Em 1999, o jornalista Paulo Vasconcellos resolveu pesquisar como o Jornal do Brasil, onde trabalhava, tinha feito a cobertura da chegada do homem na lua. Encontrou uma preciosidade chamada Carrapateira tem Ciúmes da Apollo 11, feita trinta anos antes pelo jornalista Mario Lucio Franklin, que tinha ido à Carrapateira, cidade na Paraíba apontada pelo IBGE em 1969, como a mais pobre do Brasil. O orçamento da NASA para fazer o Neil Armstrong dar seus pulinhos no solo lunar tinha custado 33 mil vezes mais do que o orçamento anual de Carrapateira, onde a grande maioria da população era analfabeta e onde Dona Nila, uma jovem professora que recém tinha concluído o primário, se esforçava para ensinar as crianças na sala de aula improvisada em sua casa. A luz elétrica ainda estava para ser instalada e a matéria listava todas aquelas velhas mazelas que conhecemos muito bem: seca, fome, miséria, subdesenvolvimento, êxodo rural, retirantes… Quando terminou de ler, Paulo Vasconcellos sabia que tinha uma nova matéria pronta, só faltava convencer sua editora e viajar pra Paraíba. Ele conseguiu e 30 anos depois encontrava uma cidade apinhada de antenas parabólicas, com uma pequena agência dos correios que servia como banco também e uma falsa aparência de progresso. Reencontrava dona Nila, agora com as netas na escola. E ela já não tinha mais ciúmes da Apollo 11. Em 1999 eu parei numa banca de jornal da rua Voluntários da Pátria, comprei o Jornal do Brasil e cinco minutos depois eu sabia que tinha um filme pronto, só faltava conseguir a autorização do autor da matéria e o dinheiro para viajar pra Paraíba e fazer o documentário Carrapateira não tem mais ciúmes da Apollo 11.
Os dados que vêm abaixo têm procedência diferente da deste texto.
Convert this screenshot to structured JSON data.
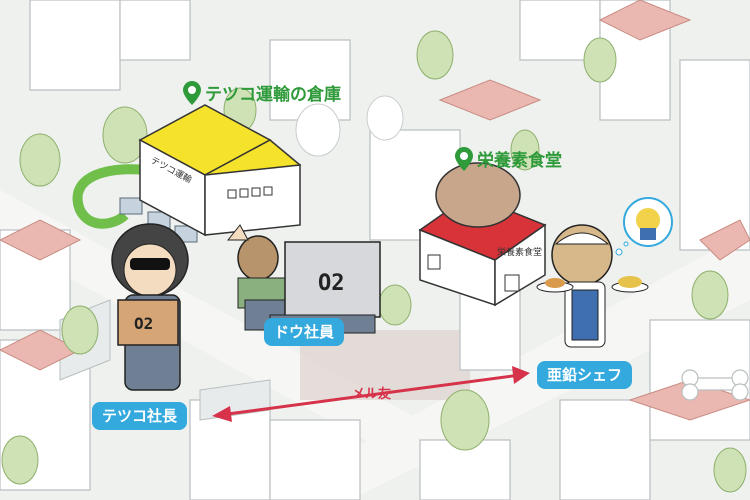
{
  "places": {
    "warehouse": "テツコ運輸の倉庫",
    "cafeteria": "栄養素食堂"
  },
  "signs": {
    "warehouse_sign": "テツコ運輸",
    "cafeteria_sign": "栄養素食堂"
  },
  "characters": {
    "president": "テツコ社長",
    "employee": "ドウ社員",
    "chef": "亜鉛シェフ"
  },
  "boxes": {
    "small_box": "O2",
    "truck_box": "O2"
  },
  "relation": {
    "label": "メル友"
  },
  "colors": {
    "pin_green": "#2f9a3a",
    "tag_blue": "#34a9dd",
    "arrow_red": "#d6334a",
    "warehouse_roof": "#f5e22a",
    "cafeteria_roof": "#d9333a"
  }
}
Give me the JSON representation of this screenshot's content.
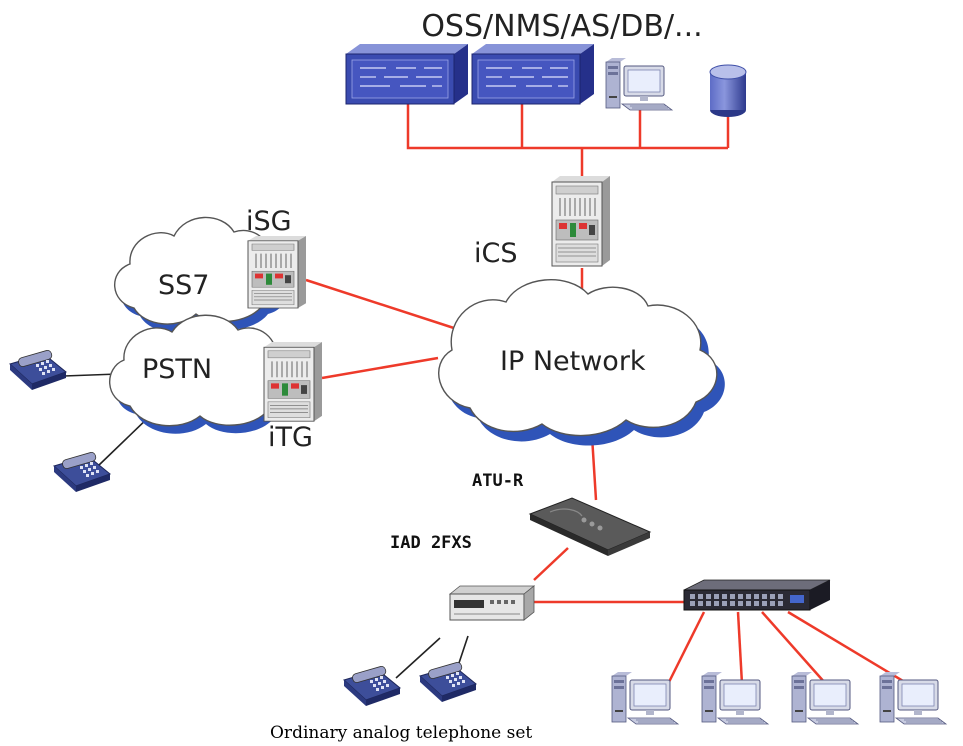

O dinheiro veio de um edital do Itaucultural, Brasil 3×4, e logo depois do natal de 2003 eu estava chegando em Carrapateira. Cheguei e fiquei os primeiros três dias no banheiro, resultado de uma buchada em Campina Grande. Depois de litros e litros de suco de goiaba, purê de batata e os cuidados de uma enfermeira recrutada em Cajazeiras, consegui ir pra rua. A ideia era esquadrinhar a cidade. Filmar a escola, a prefeitura, o posto de saúde, a agência dos correios, a delegacia. Não tinha hotel na cidade, havia uma hospedagem, onde estávamos instalados. Os aparelhos de ar condicionado dos dois únicos quartos tinham sido levados pelo filho do prefeito para refrescar outras paragens. Também iria ouvir a cidade: os velhos personagens que estavam presentes nas duas reportagens, a de 69 e a de 99, e ainda, crianças, adolescentes, comerciantes, funcionários públicos, agricultores. Comecei com Dona Nila, que juntou a filha e os netos para o depoimento.

Quando eu era professora não existia nenhuma sala de aula feita pelo estado… Nos anos 60 ninguém era funcionário. Só se vivia do que se colhia da terra. O arroz, o feijão e o milho… Era assim que a gente sobrevivia. Eu não, porque meu pai era escrivão do registro civil. No tempo que meu pai era escrivão, contava o dia que não morria uma criança ou duas. Por falta de uma farmácia, por falta de medicina, por falta de muita coisa.
Jornal do Brasil foi um espanto né? Espanto pro prefeito, pro pessoal da cidade. Todos acharam aquilo tudo difícil, como era que o homem podia ir à lua, teve um deles que falou, e a chuva? Como é que vai atravessar na chuva? Hoje a maioria das pessoas acreditam, hoje tem a televisão, que informa bem. Nesse tempo não existia era nada, só aquele rádio velho ABC e mesmo nem isso informava.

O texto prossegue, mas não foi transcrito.